La buena noticia es que hay una forma de que este verano no se convierta en una carrera de resistencia. Con la organización adecuada y algunas estrategias sencillas, puedes cumplir con tu trabajo y disfrutar de tus hijos sin que ninguna de las dos cosas salga perdiendo.
Establece una rutina diaria que funcione para todos
La rutina es tu mejor aliada en verano. Diseña un horario que tenga en cuenta tanto tus necesidades laborales como las de los niños. Una táctica que funciona muy bien es madrugar un poco más para adelantar las tareas más exigentes antes de que la casa despierte.
Incluye también momentos compartidos en el día: un desayuno tranquilo en familia, un paseo por el parque a media tarde o simplemente un rato de juego antes de cenar. Estos pequeños paréntesis no solo os acercan, sino que te ayudan a desconectar y recargar energías para seguir rindiendo.
Mantén a los niños entretenidos con actividades creativas
El aburrimiento infantil es el mayor enemigo del teletrabajador. Cuando los niños no tienen nada que hacer, inevitablemente buscan tu atención, y justo cuando estás en mitad de una videollamada.
Prepara con antelación un menú de actividades que puedan hacer de forma autónoma: manualidades, plastilina, un rincón de lectura en el jardín o en la terraza, juegos de construcción o experimentos caseros sencillos. Cuanto más variadas y atractivas sean las opciones, más tiempo tendrás para concentrarte en tu trabajo sin interrupciones.
Si necesitas ideas frescas para mantenerlos ocupados, hay recursos y actividades de bajo coste que pueden entretenerlos durante horas al aire libre.
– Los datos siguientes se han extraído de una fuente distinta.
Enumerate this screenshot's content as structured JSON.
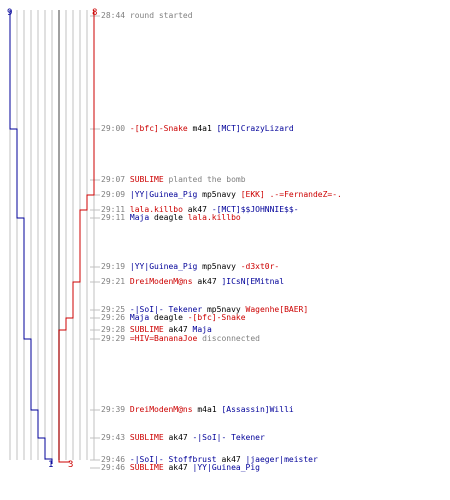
{
  "header": {
    "team_blue_start": "9",
    "team_red_start": "8",
    "team_blue_end": "1",
    "team_red_end": "3"
  },
  "colors": {
    "blue_team": "#000099",
    "red_team": "#cc0000",
    "timestamp": "#808080",
    "gridline": "#c0c0c0"
  },
  "events": [
    {
      "time": "28:44",
      "parts": [
        {
          "text": "round started",
          "c": "gray"
        }
      ]
    },
    {
      "time": "29:00",
      "parts": [
        {
          "text": "-[bfc]-Snake",
          "c": "red"
        },
        {
          "text": " m4a1 ",
          "c": "blk"
        },
        {
          "text": "[MCT]CrazyLizard",
          "c": "blue"
        }
      ]
    },
    {
      "time": "29:07",
      "parts": [
        {
          "text": "SUBLIME",
          "c": "red"
        },
        {
          "text": " planted the bomb",
          "c": "gray"
        }
      ]
    },
    {
      "time": "29:09",
      "parts": [
        {
          "text": "|YY|Guinea_Pig",
          "c": "blue"
        },
        {
          "text": " mp5navy ",
          "c": "blk"
        },
        {
          "text": "[EKK] .-=FernandeZ=-.",
          "c": "red"
        }
      ]
    },
    {
      "time": "29:11",
      "parts": [
        {
          "text": "lala.killbo",
          "c": "red"
        },
        {
          "text": " ak47 ",
          "c": "blk"
        },
        {
          "text": "-[MCT]$$JOHNNIE$$-",
          "c": "blue"
        }
      ]
    },
    {
      "time": "29:11",
      "parts": [
        {
          "text": "Maja",
          "c": "blue"
        },
        {
          "text": " deagle ",
          "c": "blk"
        },
        {
          "text": "lala.killbo",
          "c": "red"
        }
      ]
    },
    {
      "time": "29:19",
      "parts": [
        {
          "text": "|YY|Guinea_Pig",
          "c": "blue"
        },
        {
          "text": " mp5navy ",
          "c": "blk"
        },
        {
          "text": "-d3xt0r-",
          "c": "red"
        }
      ]
    },
    {
      "time": "29:21",
      "parts": [
        {
          "text": "DreiModenM@ns",
          "c": "red"
        },
        {
          "text": " ak47 ",
          "c": "blk"
        },
        {
          "text": "]ICsN[EMitnal",
          "c": "blue"
        }
      ]
    },
    {
      "time": "29:25",
      "parts": [
        {
          "text": "-|SoI|- Tekener",
          "c": "blue"
        },
        {
          "text": " mp5navy ",
          "c": "blk"
        },
        {
          "text": "Wagenhe[BAER]",
          "c": "red"
        }
      ]
    },
    {
      "time": "29:26",
      "parts": [
        {
          "text": "Maja",
          "c": "blue"
        },
        {
          "text": " deagle ",
          "c": "blk"
        },
        {
          "text": "-[bfc]-Snake",
          "c": "red"
        }
      ]
    },
    {
      "time": "29:28",
      "parts": [
        {
          "text": "SUBLIME",
          "c": "red"
        },
        {
          "text": " ak47 ",
          "c": "blk"
        },
        {
          "text": "Maja",
          "c": "blue"
        }
      ]
    },
    {
      "time": "29:29",
      "parts": [
        {
          "text": "=HIV=BananaJoe",
          "c": "red"
        },
        {
          "text": " disconnected",
          "c": "gray"
        }
      ]
    },
    {
      "time": "29:39",
      "parts": [
        {
          "text": "DreiModenM@ns",
          "c": "red"
        },
        {
          "text": " m4a1 ",
          "c": "blk"
        },
        {
          "text": "[Assassin]Willi",
          "c": "blue"
        }
      ]
    },
    {
      "time": "29:43",
      "parts": [
        {
          "text": "SUBLIME",
          "c": "red"
        },
        {
          "text": " ak47 ",
          "c": "blk"
        },
        {
          "text": "-|SoI|- Tekener",
          "c": "blue"
        }
      ]
    },
    {
      "time": "29:46",
      "parts": [
        {
          "text": "-|SoI|- Stoffbrust",
          "c": "blue"
        },
        {
          "text": " ak47 ",
          "c": "blk"
        },
        {
          "text": "|jaeger|meister",
          "c": "blue"
        }
      ]
    },
    {
      "time": "29:46",
      "parts": [
        {
          "text": "SUBLIME",
          "c": "red"
        },
        {
          "text": " ak47 ",
          "c": "blk"
        },
        {
          "text": "|YY|Guinea_Pig",
          "c": "blue"
        }
      ]
    }
  ]
}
Pon límites claros y comunícalos con calma
Que estés en casa no significa que estés disponible en todo momento. Es fundamental que los niños entiendan que durante ciertas horas mamá o papá está trabajando y necesita concentración, igual que si estuviera en una oficina.
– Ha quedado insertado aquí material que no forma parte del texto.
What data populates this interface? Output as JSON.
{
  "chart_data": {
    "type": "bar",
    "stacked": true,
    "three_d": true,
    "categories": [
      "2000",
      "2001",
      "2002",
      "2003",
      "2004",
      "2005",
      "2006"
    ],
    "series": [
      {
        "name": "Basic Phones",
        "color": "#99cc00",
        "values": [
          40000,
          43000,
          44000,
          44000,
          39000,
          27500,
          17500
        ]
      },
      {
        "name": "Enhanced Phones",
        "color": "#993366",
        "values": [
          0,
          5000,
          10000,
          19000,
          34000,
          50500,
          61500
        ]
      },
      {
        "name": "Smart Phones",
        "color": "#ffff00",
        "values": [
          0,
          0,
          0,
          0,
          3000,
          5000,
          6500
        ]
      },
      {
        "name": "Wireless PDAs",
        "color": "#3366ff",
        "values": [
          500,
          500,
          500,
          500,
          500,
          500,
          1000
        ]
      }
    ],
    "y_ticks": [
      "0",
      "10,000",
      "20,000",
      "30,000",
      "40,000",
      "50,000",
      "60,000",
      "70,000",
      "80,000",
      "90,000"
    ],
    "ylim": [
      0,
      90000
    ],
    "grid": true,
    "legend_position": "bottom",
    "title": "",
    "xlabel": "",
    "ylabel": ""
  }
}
Explícaselo con calma y de forma adaptada a su edad. Si es posible, designa un espacio en casa como tu "zona de trabajo" para reforzar visualmente ese límite. Una señal sencilla, como una puerta entornada o un cartelito en la silla, puede ser suficiente para que los más pequeños lo entiendan.
Apóyate también en herramientas de gestión del tiempo: listas de tareas, temporizadores o recordatorios en el móvil te ayudarán a tener el día más estructurado y a establecer metas realistas para cada jornada. No intentes hacer todo a la vez; prioriza y avanza paso a paso.
Planifica momentos de desconexión real en familia
El verano existe por algo. No dejes que pase entre reuniones y notificaciones sin haber vivido ninguno de sus momentos. Programa escapadas a la playa, excursiones cortas o simplemente una tarde de picnic en el parque. Estas experiencias no solo os recargan a todos, sino que también refuerzan el vínculo familiar.
Y no te olvides de ti. Las horas tranquilas de la noche son un regalo: úsalas para leer, meditar, dar un paseo o darte un baño relajante. Cuidarte a ti mismo no es un lujo, es una inversión directa en tu rendimiento y en tu bienestar como padre o madre.
El teletrabajo en verano con niños en casa no tiene por qué ser agotador. Con un poco de planificación, comunicación y flexibilidad, es perfectamente posible cumplir con tus responsabilidades laborales y, al mismo tiempo, disfrutar de todo lo que esta estación tiene para ofrecer.